Я смотрю, как она осторожно тянется и срывает с дерева веточку; что-то в ее движениях кажется мне знакомым, хотя я едва ее знаю. Марли нюхает россыпь маленьких розовых цветов, распустившихся на конце веточки, на ее лице отражается глубокая задумчивость.
Гадаю, что она делает, потом напоминаю себе, зачем я здесь. Возможно, стоит оставить всё на волю случая. Марли еще не заметила меня. Поворачиваюсь, чтобы уйти.
– Ты решил больше со мной не видеться, – раздается голос у меня за спиной. Оборачиваюсь и вижу, что Марли пристально на меня смотрит, выражение глубокой задумчивости исчезло с ее лица.
Молчу. Как она?… А впрочем, неважно.
Опускаю глаза, смотрю на веточку вишневого дерева в руках девушки, предпочитая не отвечать на ее вопрос.
– Что означают эти цветы?
– А чего хотелось бы тебе? Какое значение ты ждешь? – спрашивает она, вертя веточку в руках.
Такой поворот беседы застает меня врасплох. Марли первый человек за долгое время, который спрашивает меня о чем-то подобном.
«Новое начало». Я едва успеваю удержать в себе эти слова, не дать им сорваться с языка, но ответ внезапно возникает прямо передо мной. Мне хочется найти путь вперед, двигаясь по которому я буду знать, что поступаю правильно. Вслух я говорю:
– Не… не знаю.
На этом следовало бы свернуть разговор и попрощаться.
Вот только я не могу. По глазам видно, что Марли не купилась на мою жалкую отговорку. Ее взгляд приковывает меня к месту, зелень в ее глазах того же цвета, что трава, растущая на берегу пруда. На любимом берегу Марли.
– Я хочу… – начинаю я, глядя, как цветы вишни начинают мелко дрожать. Несколько лепестков падают на землю.
Скажи это.
Нет, не могу. Потому что в лице Марли есть нечто такое, что я искал всё это время.

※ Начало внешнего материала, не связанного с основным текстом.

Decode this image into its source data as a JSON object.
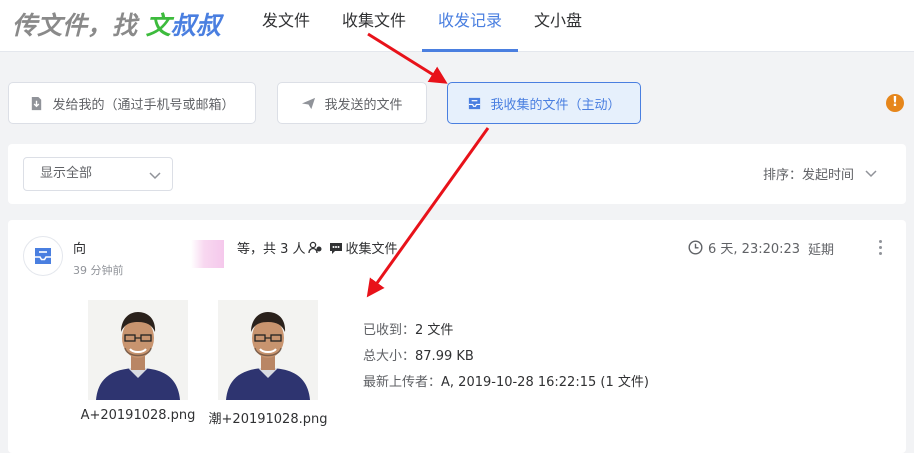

Нечто, не имеющее названия, но понятное нам обоим.
– Я хочу… иметь друга, – говорю я, и собственные слова меня удивляют. – Кого-то, кто не знал меня до всего этого. Кого-то, с кем я могу быть самим собой, таким, каким становлюсь сейчас, а не тем, кем был раньше. Таким, каким я хочу стать.

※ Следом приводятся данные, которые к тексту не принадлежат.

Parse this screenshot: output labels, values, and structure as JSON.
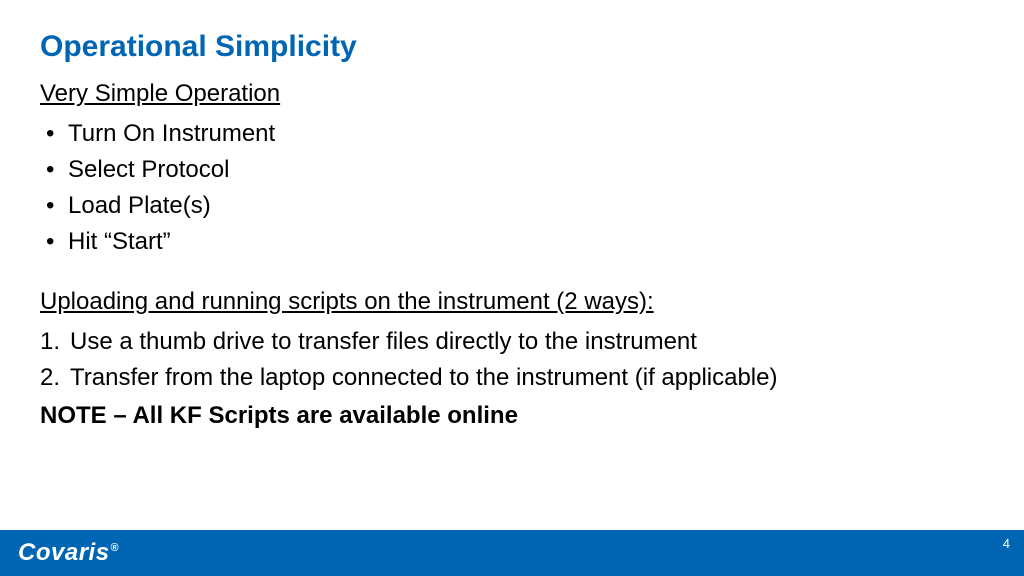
{
  "title": "Operational Simplicity",
  "section1": {
    "heading": "Very Simple Operation",
    "items": [
      "Turn On Instrument",
      "Select Protocol",
      "Load Plate(s)",
      "Hit “Start”"
    ]
  },
  "section2": {
    "heading": "Uploading and running scripts on the instrument (2 ways):",
    "items": [
      "Use a thumb drive to transfer files directly to the instrument",
      "Transfer from the laptop connected to the instrument (if applicable)"
    ]
  },
  "note": "NOTE – All KF Scripts are available online",
  "footer": {
    "brand": "Covaris",
    "brand_mark": "®",
    "page": "4"
  }
}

– Мы все этого хотим, разве нет? – говорит Марли и кивает. Так обычно кивает человек, услышав именно то, что ожидал услышать.
И всё же я должен провести черту. Ради себя. Ради Кимберли.

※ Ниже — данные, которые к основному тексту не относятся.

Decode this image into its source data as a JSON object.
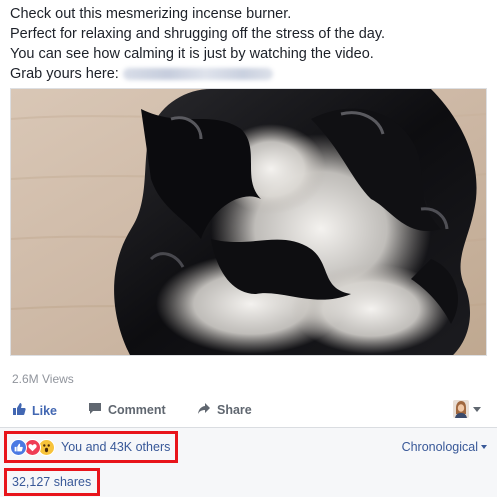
{
  "post": {
    "text_lines": [
      "Check out this mesmerizing incense burner.",
      "Perfect for relaxing and shrugging off the stress of the day.",
      "You can see how calming it is just by watching the video.",
      "Grab yours here:"
    ]
  },
  "video": {
    "views": "2.6M Views"
  },
  "actions": {
    "like": "Like",
    "comment": "Comment",
    "share": "Share"
  },
  "reactions": {
    "icons": [
      "like-icon",
      "love-icon",
      "wow-icon"
    ],
    "summary": "You and 43K others",
    "sort": "Chronological"
  },
  "shares": {
    "text": "32,127 shares"
  },
  "colors": {
    "accent": "#4267b2",
    "link": "#385898",
    "highlight_box": "#e8141b"
  }
}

– Но это всё, что я могу. Только дружба.
Марли прикусывает губу и кивает. Ее плечи слегка опускаются, будто от облегчения. Словно для нее это тоже желанный компромисс.
– Определенно. Только дружба, ничего более.
Она светлеет лицом и протягивает мне веточку вишни, а я принимаю ее с легким смешком. Спрашиваю:
– Итак… Что они означают на самом деле?
– Цветы вишни? Они означают возрождение, новое начало, – отвечает Марли.
От ее слов у меня по рукам ползут мурашки. Очередное дуновение ветра срывает с дерева над нами лепестки вишни, потом обрывает несколько лепестков с веточки, которую я держу в руке. Глаза Марли сияют, она улыбается мне сквозь дождь розовых и белых лепестков, а солнечный свет искрится в кронах деревьев.
Позже, вернувшись домой, я снимаю куртку и нахожу приставший к рукаву лепесток вишни. Отлепляю его от ткани и кладу на ладонь. Этот цвет неизменно напоминает мне о Кимберли: на студенческом балу она была в платье такого же розового цвета. Ранее, когда мы с Марли сидели под вишневым деревом, я сказал ей об этом, а она задумчиво кивнула.
Ее сестра тоже любила этот оттенок розового, вот почему Марли остановилась под той вишней.
До сего момента я хранил все воспоминания о Ким в себе, но после разговора с Марли вспоминать о Ким стало не так больно. Впервые за несколько месяцев я немного успокоился.
Совсем не так я представлял себе свою сегодняшнюю встречу с Марли.
Сбрасываю ботинки и со стоном заползаю в кровать, натягиваю одеяло на голову. Чувствую слабость, как будто я предал Кимберли ради возможности почувствовать себя лучше, но теперь вина не захлестывает меня целиком, как случалось раньше.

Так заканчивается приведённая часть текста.